- Background and aims: Gestational diabetes mellitus (GDM) is one of the most common clinical pregnant diseases with. miRNAs participate in a variety of biological functions as well as the pathogenesis of GDM. Previously, our group found by qPCR miR-370-3p differentially expressed in healthy pregnant women and GDM patients. However, the role of miR-370-3p in the placenta has not yet been elucidated. Therefore, this study aims to analyze the expression and functional role of miR-370-3p in the human placenta in GDM.

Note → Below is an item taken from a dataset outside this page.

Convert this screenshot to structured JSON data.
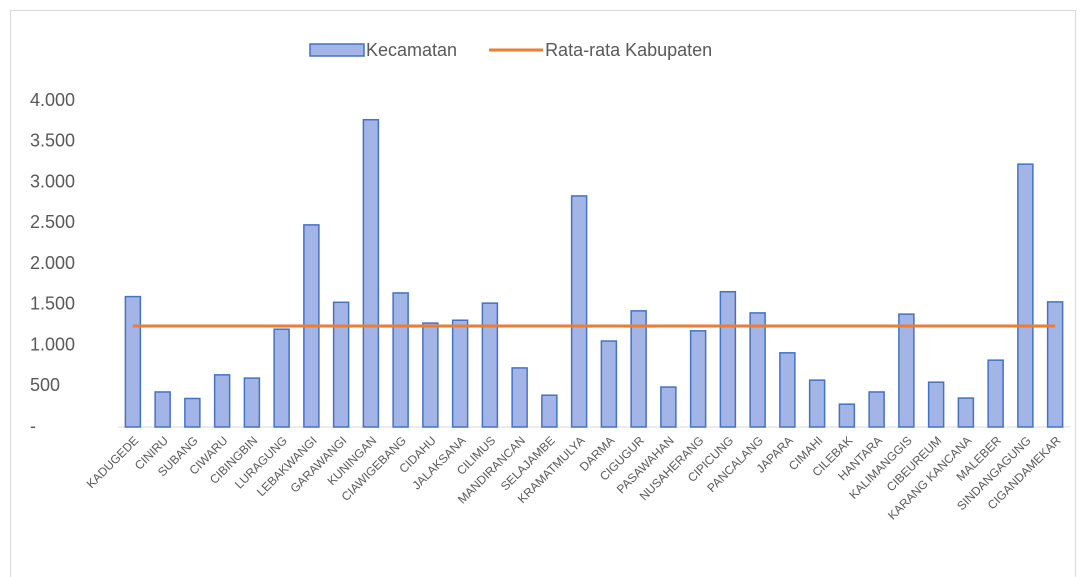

- Materials and methods: Placenta explants were collected from healthy women and patients with GDM. The placenta explants and trophoblastic cell line BeWo were treated with insulin and glucose alone or combined for 48 hours. miR-370-3p and related gene and protein expression was examined by qPCR and Western blot. After transfection with miR-370-3p-mimic, cell-based functional assays including wound healing and cell proliferation have been performed in trophoblastic cell lines. The effect of miR-370-3p on AKT/Foxo1 signaling pathway was determined by using qPCR and Western blot. Results: Glucose combined with insulin effected the expression of miR-370-3p in placenta explants. However, we found miR-370-3p decreased only in samples exposed to high glucose in insulin-treated trophoblastic cell lines. p-AKT and p-Foxo1 were synchronously regulated in GDM. miR-370-3p-mimic transfection led to a decreased level of p-AKT and p-Foxo1. However, overexpression of miR-370-3p did not change the capacity of cell migration and proliferation in trophoblast cell lines.

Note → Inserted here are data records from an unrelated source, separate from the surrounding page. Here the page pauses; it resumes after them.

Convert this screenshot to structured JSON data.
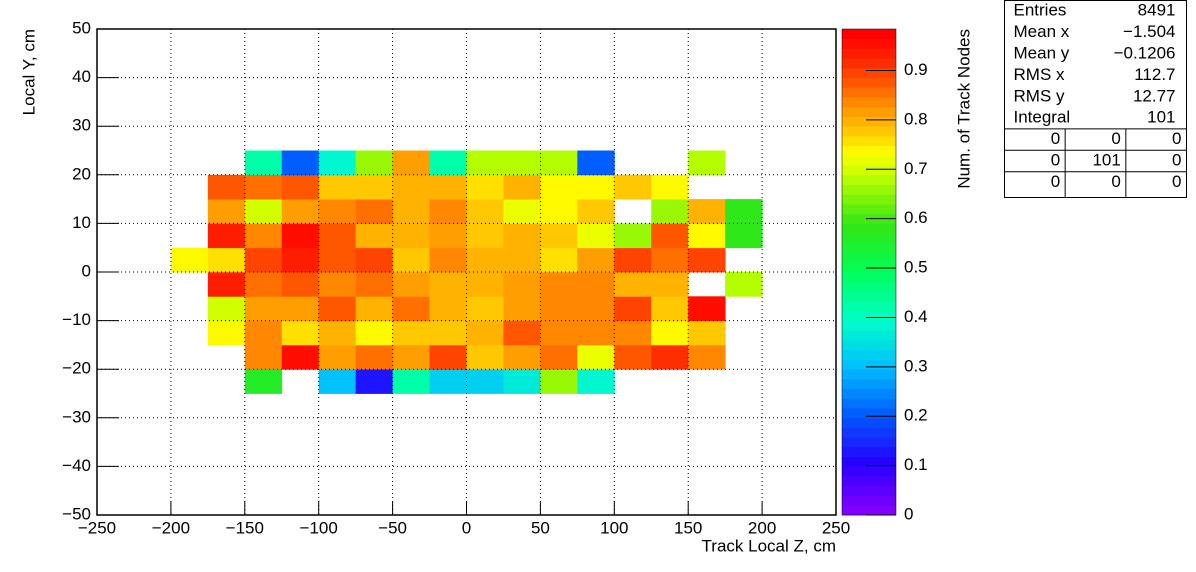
{
  "chart_data": {
    "type": "heatmap",
    "xlabel": "Track Local Z, cm",
    "ylabel": "Local Y, cm",
    "zlabel": "Num. of Track Nodes",
    "xlim": [
      -250,
      250
    ],
    "ylim": [
      -50,
      50
    ],
    "zlim": [
      0,
      0.984
    ],
    "xticks": [
      {
        "value": -250,
        "label": "−250"
      },
      {
        "value": -200,
        "label": "−200"
      },
      {
        "value": -150,
        "label": "−150"
      },
      {
        "value": -100,
        "label": "−100"
      },
      {
        "value": -50,
        "label": "−50"
      },
      0,
      50,
      100,
      150,
      200,
      250
    ],
    "yticks": [
      {
        "value": -50,
        "label": "−50"
      },
      {
        "value": -40,
        "label": "−40"
      },
      {
        "value": -30,
        "label": "−30"
      },
      {
        "value": -20,
        "label": "−20"
      },
      {
        "value": -10,
        "label": "−10"
      },
      0,
      10,
      20,
      30,
      40,
      50
    ],
    "zticks": [
      0,
      0.1,
      0.2,
      0.3,
      0.4,
      0.5,
      0.6,
      0.7,
      0.8,
      0.9
    ],
    "grid": true,
    "colormap": "rainbow",
    "xbins": [
      -200,
      -175,
      -150,
      -125,
      -100,
      -75,
      -50,
      -25,
      0,
      25,
      50,
      75,
      100,
      125,
      150,
      175,
      200
    ],
    "ybins": [
      -25,
      -20,
      -15,
      -10,
      -5,
      0,
      5,
      10,
      15,
      20,
      25
    ],
    "z": [
      [
        null,
        null,
        0.56,
        null,
        0.31,
        0.12,
        0.43,
        0.32,
        0.32,
        0.37,
        0.65,
        0.38,
        null,
        null,
        null,
        null
      ],
      [
        null,
        null,
        0.84,
        0.96,
        0.82,
        0.86,
        0.82,
        0.89,
        0.78,
        0.82,
        0.85,
        0.72,
        0.87,
        0.91,
        0.83,
        null
      ],
      [
        null,
        0.73,
        0.83,
        0.75,
        0.8,
        0.73,
        0.77,
        0.77,
        0.8,
        0.88,
        0.84,
        0.84,
        0.84,
        0.73,
        0.77,
        null
      ],
      [
        null,
        0.7,
        0.82,
        0.82,
        0.87,
        0.8,
        0.86,
        0.8,
        0.78,
        0.82,
        0.83,
        0.83,
        0.9,
        0.77,
        0.95,
        null
      ],
      [
        null,
        0.94,
        0.85,
        0.87,
        0.84,
        0.85,
        0.82,
        0.8,
        0.8,
        0.82,
        0.83,
        0.83,
        0.8,
        0.79,
        null,
        0.68
      ],
      [
        0.74,
        0.75,
        0.9,
        0.93,
        0.87,
        0.89,
        0.77,
        0.84,
        0.8,
        0.8,
        0.76,
        0.82,
        0.9,
        0.86,
        0.9,
        null
      ],
      [
        null,
        0.93,
        0.83,
        0.96,
        0.87,
        0.8,
        0.8,
        0.82,
        0.78,
        0.8,
        0.77,
        0.72,
        0.66,
        0.88,
        0.74,
        0.58
      ],
      [
        null,
        0.82,
        0.7,
        0.82,
        0.84,
        0.86,
        0.8,
        0.83,
        0.78,
        0.72,
        0.73,
        0.77,
        null,
        0.65,
        0.8,
        0.58
      ],
      [
        null,
        0.87,
        0.86,
        0.88,
        0.77,
        0.77,
        0.8,
        0.8,
        0.75,
        0.8,
        0.73,
        0.73,
        0.78,
        0.73,
        null,
        null
      ],
      [
        null,
        null,
        0.42,
        0.2,
        0.38,
        0.65,
        0.82,
        0.42,
        0.67,
        0.67,
        0.68,
        0.2,
        null,
        null,
        0.67,
        null
      ]
    ],
    "stats": {
      "rows": [
        [
          "Entries",
          "8491"
        ],
        [
          "Mean x",
          "−1.504"
        ],
        [
          "Mean y",
          "−0.1206"
        ],
        [
          "RMS x",
          "112.7"
        ],
        [
          "RMS y",
          "12.77"
        ],
        [
          "Integral",
          "101"
        ]
      ],
      "grid": [
        [
          "0",
          "0",
          "0"
        ],
        [
          "0",
          "101",
          "0"
        ],
        [
          "0",
          "0",
          "0"
        ]
      ]
    }
  }
}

- Conclusions: Dysregulation of miR-370-3p was found in explants from GDM placentas. Glucose and insulin alone or combined could influence the expression of miR-370-3p and AKT/Foxo1. miR-370-3p overexpression has an effect on the AKT/Foxo1 pathway. Therefore, we speculate that miR-370-3p might be a mediator involved in glucose-insulin homeostasis through controlling the AKT/Foxo1 pathway.